Stop anyone in the street and ask them to sing the chorus of “Stayin’ Alive” and nine times out of ten you will get a high pitched, garbled “Whcnsdfhsdfhkjsa/ Stayin’ Alive, Stayin’ Alive”- such is the huge footprint The Bee Gees have left on popular culture.

Tonight sees the return of Barry Gibb, the last remaining Bee Gee. After a career of great triumph and huge tragedy, including the loss of his brothers and fellow bandmates Robin and Maurice, the delightful Mr. Gibb is back with his retrospective Mythology Tour.

Support act Audio Vixen are approached with some hesitation. Spuiked as X Factor alumni, their name conjures up barely clothed pop tarts writhing around the stage.

The apprehension proves misguided as the three-piece comprising of siblings Rica, Christina, and Ross are genuinely enjoyable and their nu country/adult contemporary tunes are a hit with the crowd.

All three are extremely proficient singers and musicians, though their originals songs are infinitely better than their covers. In particular, their version of the inimitable Florence And The Machine’s “Drumming Song” fails to capture the emotional depth or dizzying vocal heights of the original and falls well short.

Happily their tribute to The Bee Gees, “Morning Of My Life” is significantly better and embraced warmly by the audience.

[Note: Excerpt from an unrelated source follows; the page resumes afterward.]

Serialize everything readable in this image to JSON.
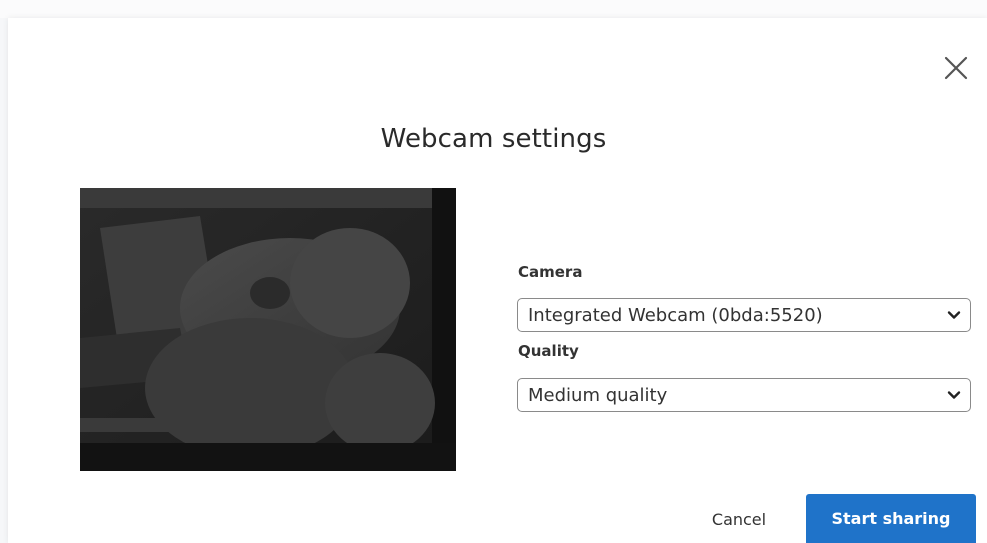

A video montage of home movies and Bee Gees tour footage begins to play on the screen towering behind the stage, which has been decorated to resemble a giant picture frame.

As Barry Gibb strides across the stage, the venue quite seriously goes berserk. White haired and smiling, Gibb is a little less 70s pin-up and more jovial grandpa these days but as soon as he begins to sing “Jive Talking” it is clear the voice that revived disco is still strong.

Giving the audience a quick one-two, he launches into “Lonely Days” with the help of three knockout backup singers and a packed arena of fans.

Shielding his eyes against the blinding spotlights and looking out into the crowd, Gibb ushers in disco stalwart “You Should Be Dancing” which is greeted with a wall of waving arms and glowing daiquiris.

“To Love Somebody” is particularly appreciated by one concertgoer who bellows “Good onya, Bazza!” from somewhere in the back.

Emotions begin to bubble when Gibb duets with his niece Sam, the daughter of his late brother Maurice who has certainly inherited her old man’s pipes, on “How Do You Mend A Broken Heart”. The singer notes proudly “the apple doesn’t fall far from the tree there.”

“You still got it Barry; you’re still hot” rings out from another over stimulated punter, to which Gibb quips “that has to be a member of the family.”

In keeping with the family theme Gibb’s guitarist son Stephen, who looks like he would be more comfortable at a metal gig, kicks out a rocking revamp of Maurice Gibb’s “On Time”. A duet with his father on “I’ve Got To Get A Message To You” showcases their radically different vocal talents.

During the show it begins to dawn that even as a 26 year old, this writer has grown up with the Gibb brother’s songs just as much as the rest of the baby boomer audience.

“Spicks And Specks”, which is accompanied by vintage Bee Gees footage, brings both a smile to the lips and a tear to the eye.

Any reserve waterworks are shed when Robin Gibb appears on the big screen to take over lead vocals on “I Started A joke”, a touching and emotional tribute to all three of his sadly passed-on siblings follows, which is punctuated by “Immortality”.

The night isn’t wistful reminiscing; disco favourites “Night Fever”, “More Than A Woman”, and the eternal favourite “Stayin’ Alive” keep the atmosphere light and upbeat.

It would have been easy to drown a show of this nature in sentiment, or focus on the personal tragedy and loss that had befallen Gibb, but the Mythology Tour is put together in such a way that it focuses on the joy of revisiting one’s youth and the celebration of life, love, and music.

As one punter making their way out of the show put it- “the only tragedy was that he didn’t play ‘Tragedy’.”